Things stayed busy for the next two hours, which was fine, it made the time go faster. Lucy hadn't noticed Rob come in and when he stepped up to the counter she smiled at the surprise.
"You got time for a break?" He winked and smiled a toothy grin as he leaned over the counter toward her.
"Well, I have to take the empty pop bottles out to the bottle-bin in a bit." She nodded toward the large wire cart filled with empty pop bottles
"Oh, ok, well I'll help you!"
"Ok, lemme tell Mike I'm going out."
Lucy turned to the tall woman stocking cigarettes, "Hey Chris, will you mind the register while I take out the bottles?"
"Yea, sure, go ahead as long as you've got help. Might as well get it done." Chris was a very "butchy" woman though she wasn't gay. Lucy had suspected that Chris shaved her face periodically, and was sure of it when one night Chris' face was smooth after being a bit stubbly the night before.
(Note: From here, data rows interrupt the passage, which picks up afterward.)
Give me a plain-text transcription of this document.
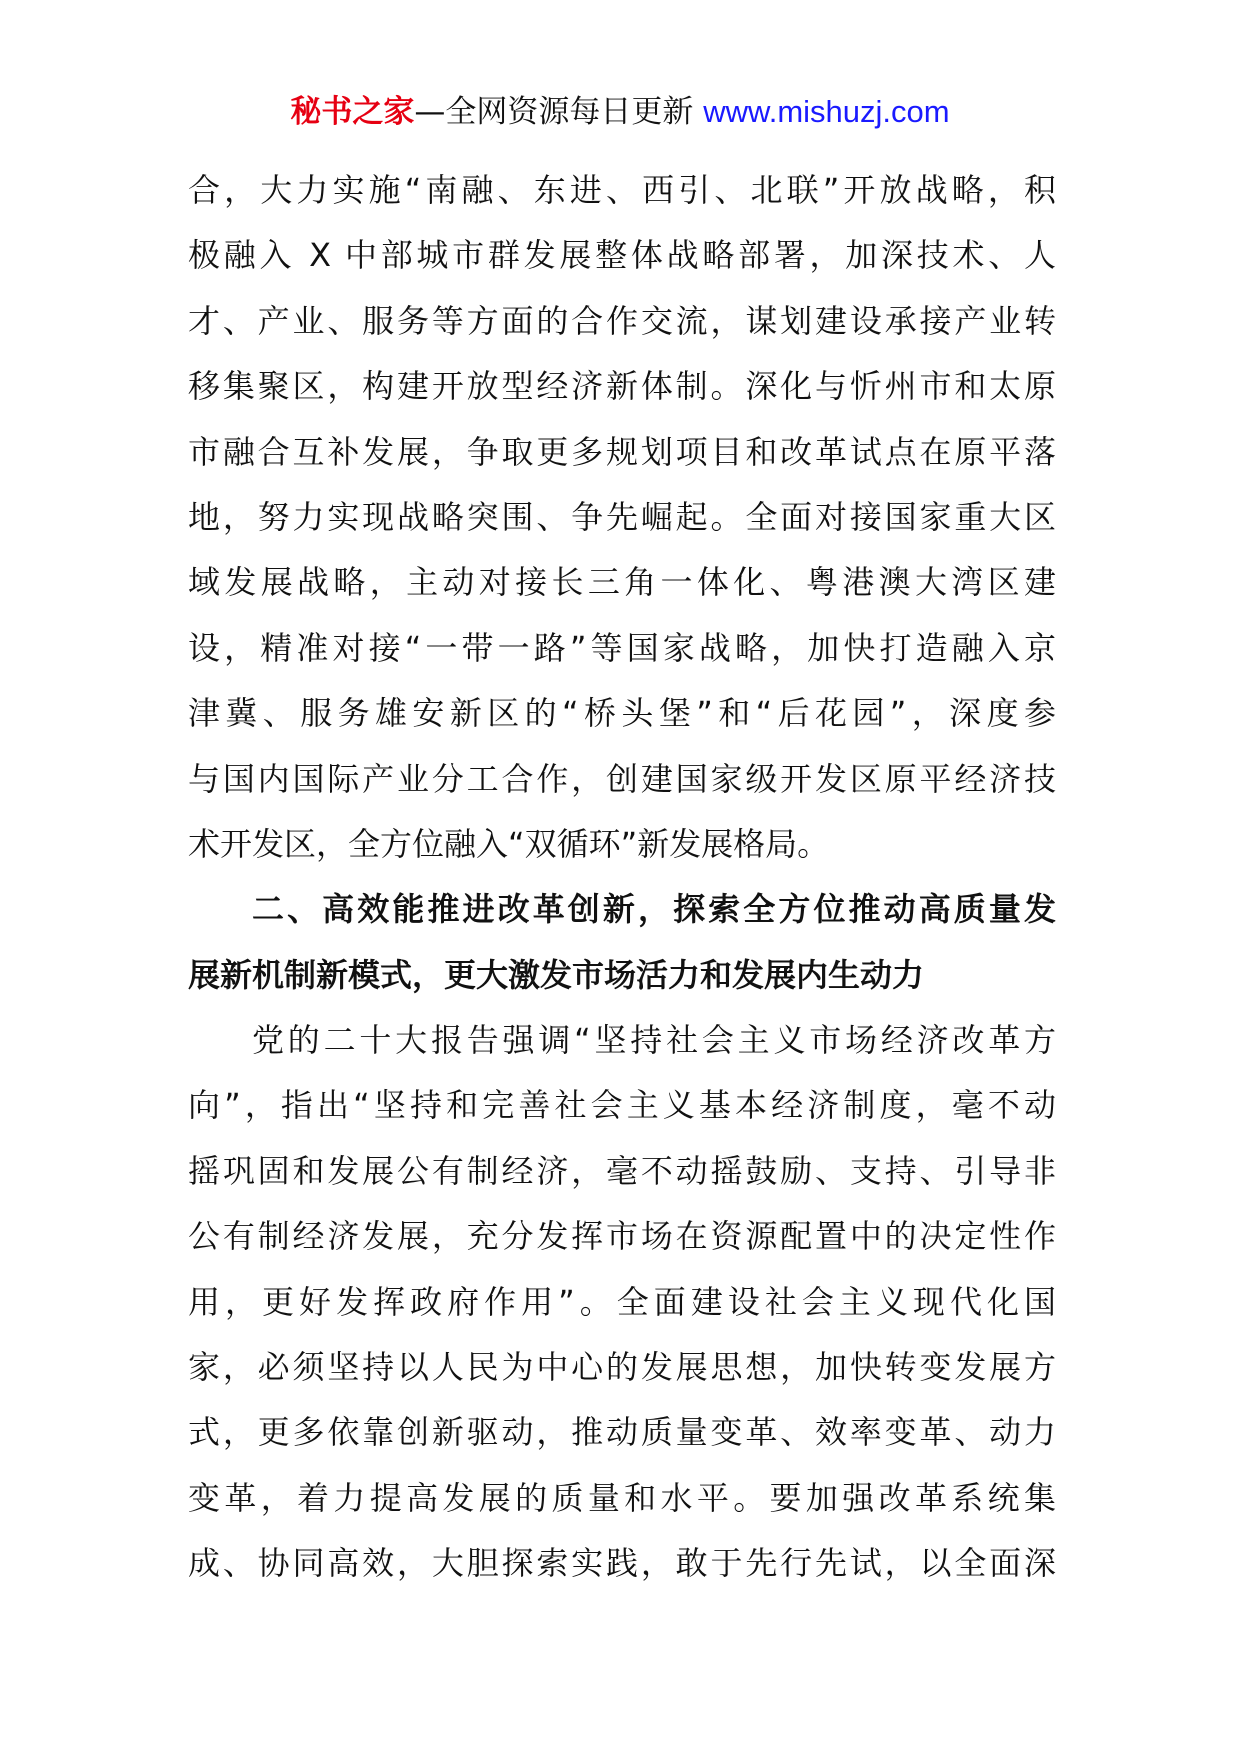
秘书之家—全网资源每日更新 www.mishuzj.com
合，大力实施“南融、东进、西引、北联”开放战略，积
极融入 X 中部城市群发展整体战略部署，加深技术、人
才、产业、服务等方面的合作交流，谋划建设承接产业转
移集聚区，构建开放型经济新体制。深化与忻州市和太原
市融合互补发展，争取更多规划项目和改革试点在原平落
地，努力实现战略突围、争先崛起。全面对接国家重大区
域发展战略，主动对接长三角一体化、粤港澳大湾区建
设，精准对接“一带一路”等国家战略，加快打造融入京
津冀、服务雄安新区的“桥头堡”和“后花园”，深度参
与国内国际产业分工合作，创建国家级开发区原平经济技
术开发区，全方位融入“双循环”新发展格局。
二、高效能推进改革创新，探索全方位推动高质量发
展新机制新模式，更大激发市场活力和发展内生动力
党的二十大报告强调“坚持社会主义市场经济改革方
向”，指出“坚持和完善社会主义基本经济制度，毫不动
摇巩固和发展公有制经济，毫不动摇鼓励、支持、引导非
公有制经济发展，充分发挥市场在资源配置中的决定性作
用，更好发挥政府作用”。全面建设社会主义现代化国
家，必须坚持以人民为中心的发展思想，加快转变发展方
式，更多依靠创新驱动，推动质量变革、效率变革、动力
变革，着力提高发展的质量和水平。要加强改革系统集
成、协同高效，大胆探索实践，敢于先行先试，以全面深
"Ok, be back in a few." She walked to the office to tell the manager then met Rob and they pushed the heavy cart out the front door and across the parking lot toward the temporary building where the bottles were stored.
The bottle-bin, or so it was called, was a chain-link structure with thin slats of aluminum threaded between the fencing so that it was almost a solid structure. There were cases of bottles stacked all along the walls virtually blocking any visibility from the outside, even thought it was only a few yards away from the gas pumps.